ルノーは “主力の市場があまり重複しない日産” が持つ旨味を最大限利用したい

 ルノーと日産による「アライアンス(= 企業連合)」は上手く機能している方だと言えるでしょう。なぜなら、両社の主力市場がそれほど重複していなかったからです。

 ルノーはヨーロッパ市場が中心であり、日産は日本市場です。そのため、潰し合いによる消耗を互いに回避することができ、堅調な伸びを確保し続けてきたという背景がありました。

 ところが、市場の情勢に変化が生じたことでアライアンスの不具合が浮き彫りとなってしまったのです。

 1つは「(株式を持たれている側の)日産が好調だったこと」です。これにより、企業活動に足かせをかけられた日産側の不満が蓄積し、アライアンス内に火種が生じる原因となりました。

 もう1つは「有望市場が重複したこと」です。自動車メーカーにとって重要な市場はアメリカと中国の2つです。両国ともに販売数が多い国であり、どの自動車メーカーもシェア確保に躍起になっています。ルノーと日産も例外ではなく、ここで “潰し合い” が発生する要因となってしまったのです。

 

「アライアンス」は両社にメリットがあるが、「経営統合」はルノーにしかメリットがない

 ルノーとしては「経営統合」を強く要求することでしょう。新会社の主導権を持つことができる上、規模のメリットを最大限活かすことが可能と考えられるからです。

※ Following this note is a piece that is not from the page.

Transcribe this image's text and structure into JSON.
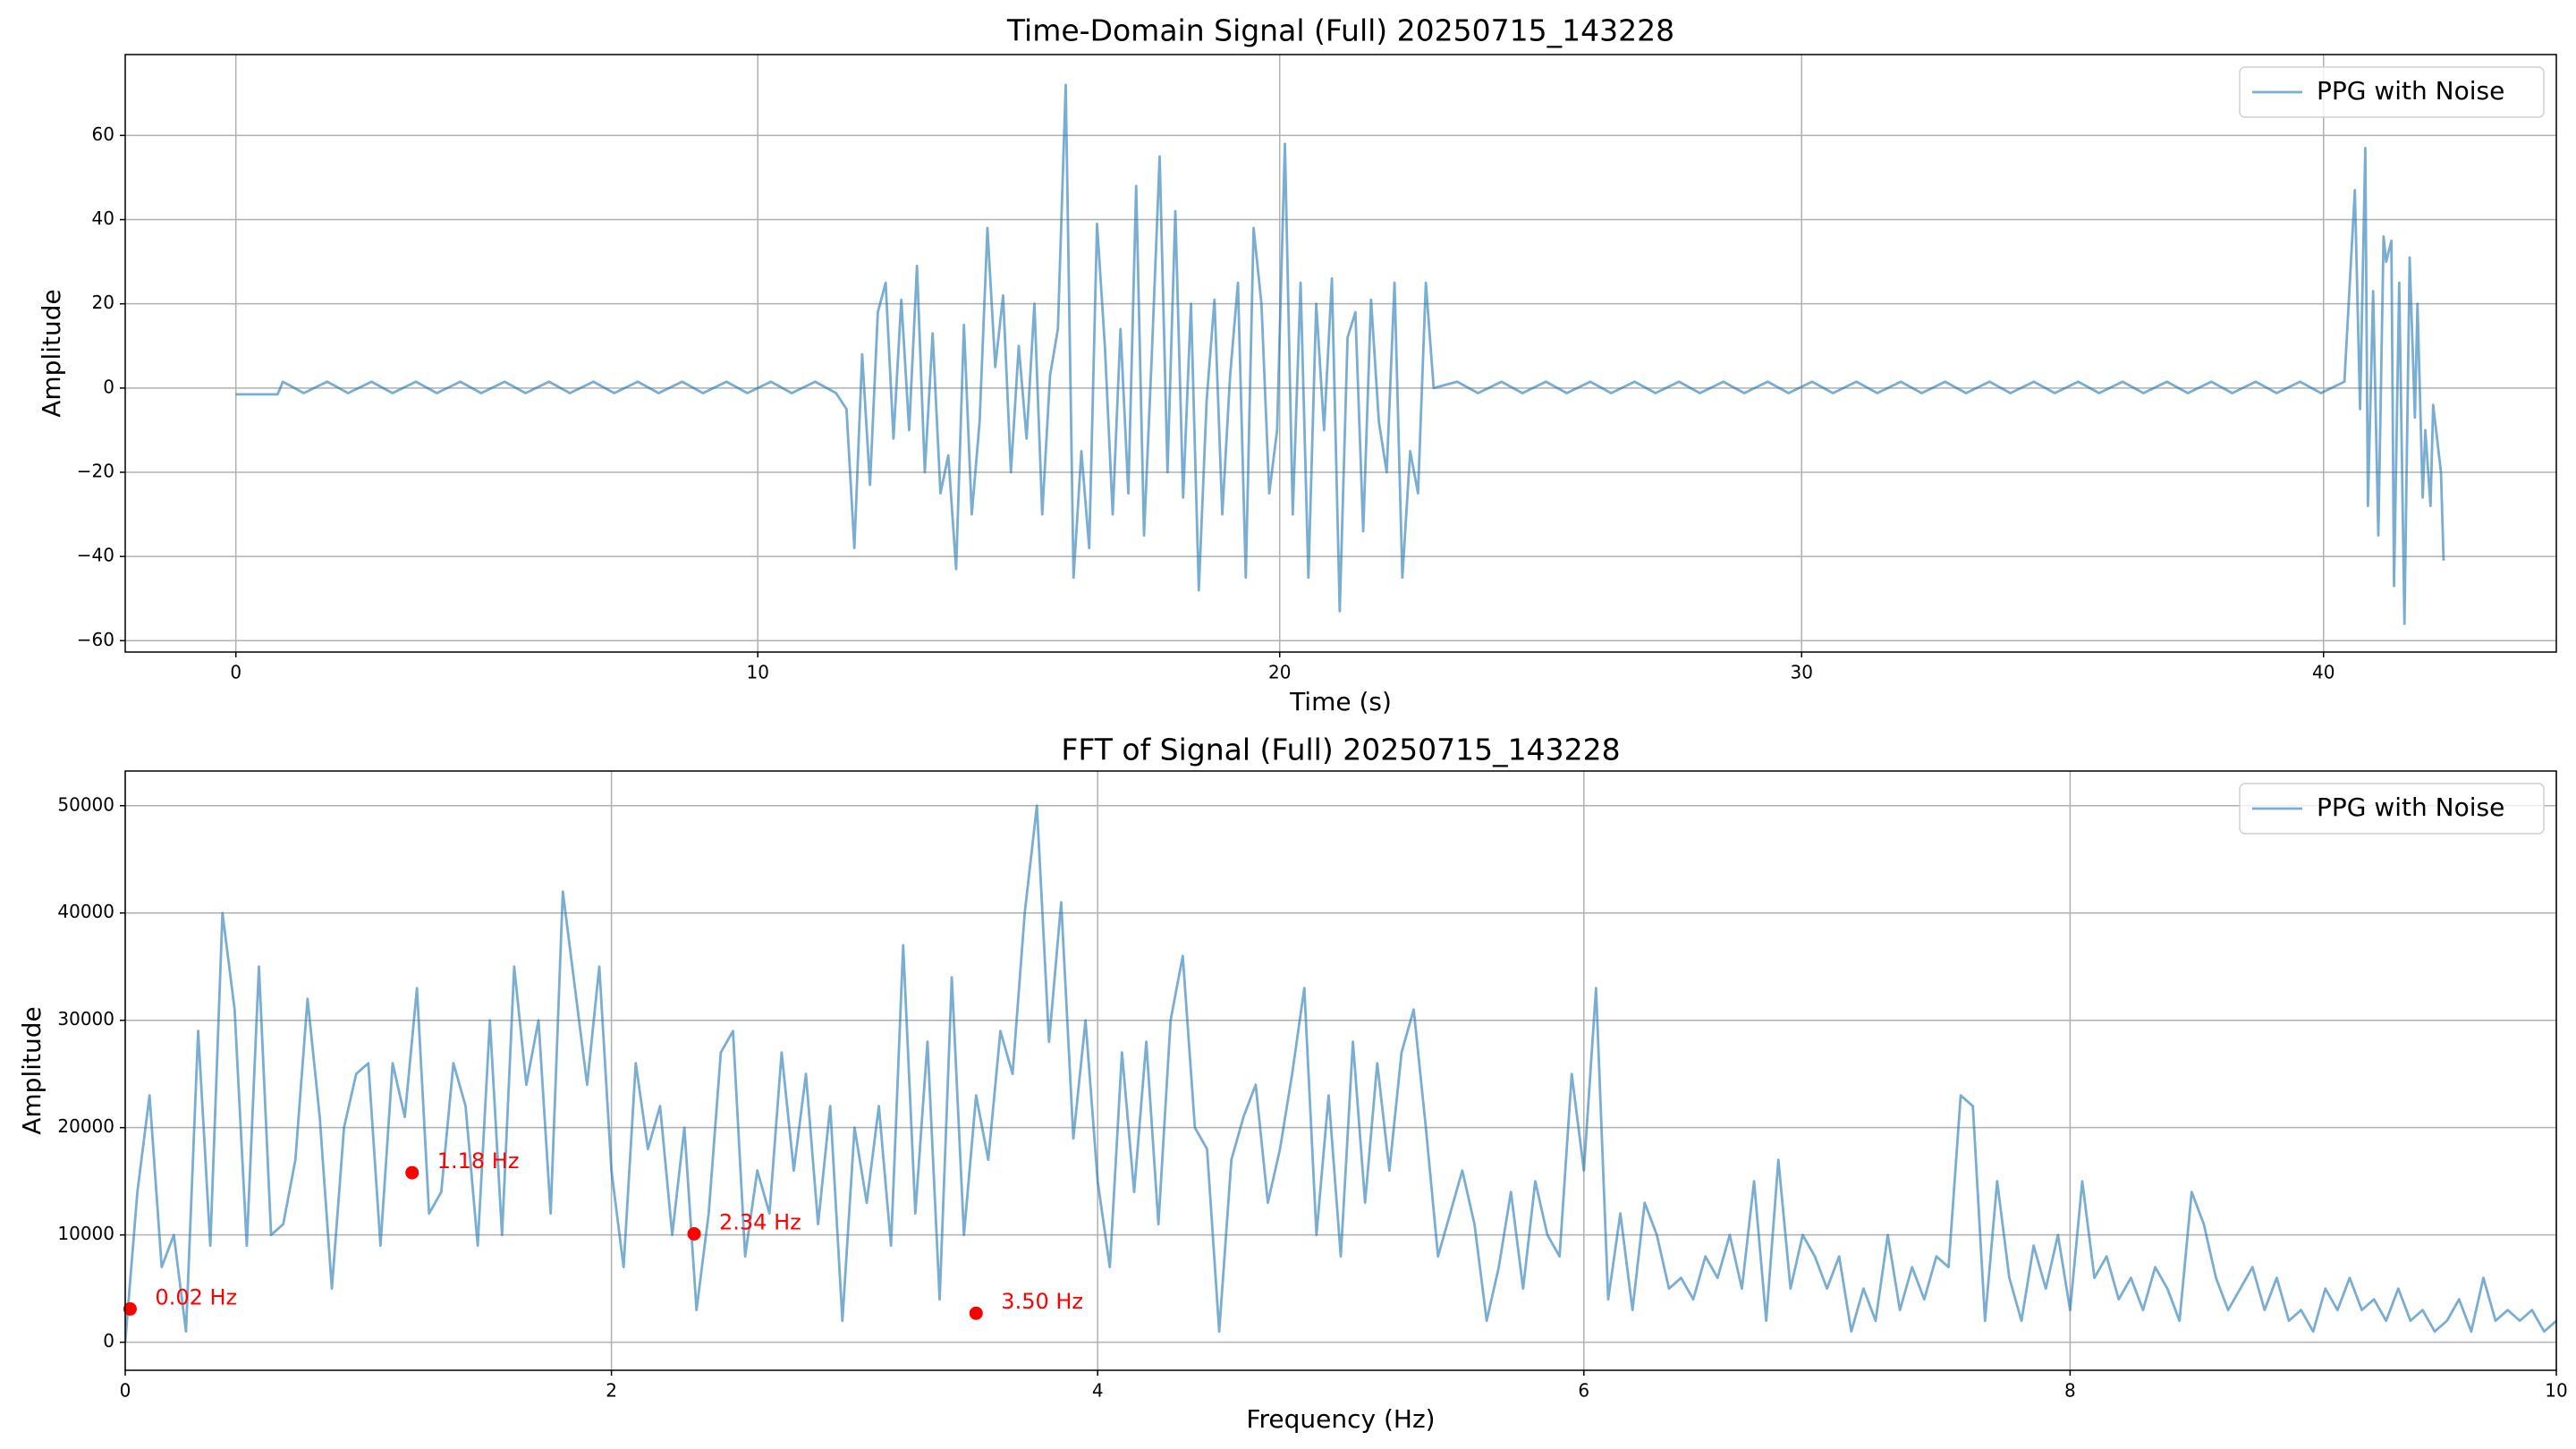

 また、『日産が持つ電気自動車のノウハウ』をルノーが使えるという利点もあります。中国政府が電気自動車の普及に力を入れているため、中国市場の攻略に電気自動車は欠かせないという事情があり、日産に距離を取られると困るのです。

 だから、企業提携であるアライアンスにルノーは消極的なのです。

 一方の日産は「アライアンスで十分」という立場です。これは車両に利用する鋼材などはルノーとの共同購入で「買い手優位」を発揮したいからです。

 しかし、企業統合では「ルノーから購入」という形などで負担を押し付けられるリスクがあります。「日産の車両をルノーの工場で製造する」ことで日産が得られるメリットは極めて例外的なケースだけです。この事情があるから、両社の溝が埋まらないのです。

 

「ルノーの背後にいるフランス政府がどれだけ欲張るか」が今後の注目点

 ルノーと日産はどちらも民間企業ですが、ルノーの筆頭株主はフランス政府です。そのため、フランス政府がルノーの経営方針にどれだけ介入するかが注目点と言えるでしょう。

 費用対効果の低いフランス国内で自動車を製造するメリットは “民間企業” であるルノーにはありません。

 しかし、フランス政府は製造拠点を国外に持ち出されると、フランス国内の雇用情勢悪化による影響を受けてしまいます。支持率が落ち込む直接的な経営方針を容認する政権は少数派です。

 「ルノーの決算」と「フランス国内の雇用情勢」がフランス政府にとっては重要なことであり、「日産の決算」や「日産が雇用するフランス国外の従業員」は重要項目ではないのです。フランス政府がどれだけ欲張るかがルノーと日産のアライアンス関係の行く末を決めると言えるのではないでしょうか。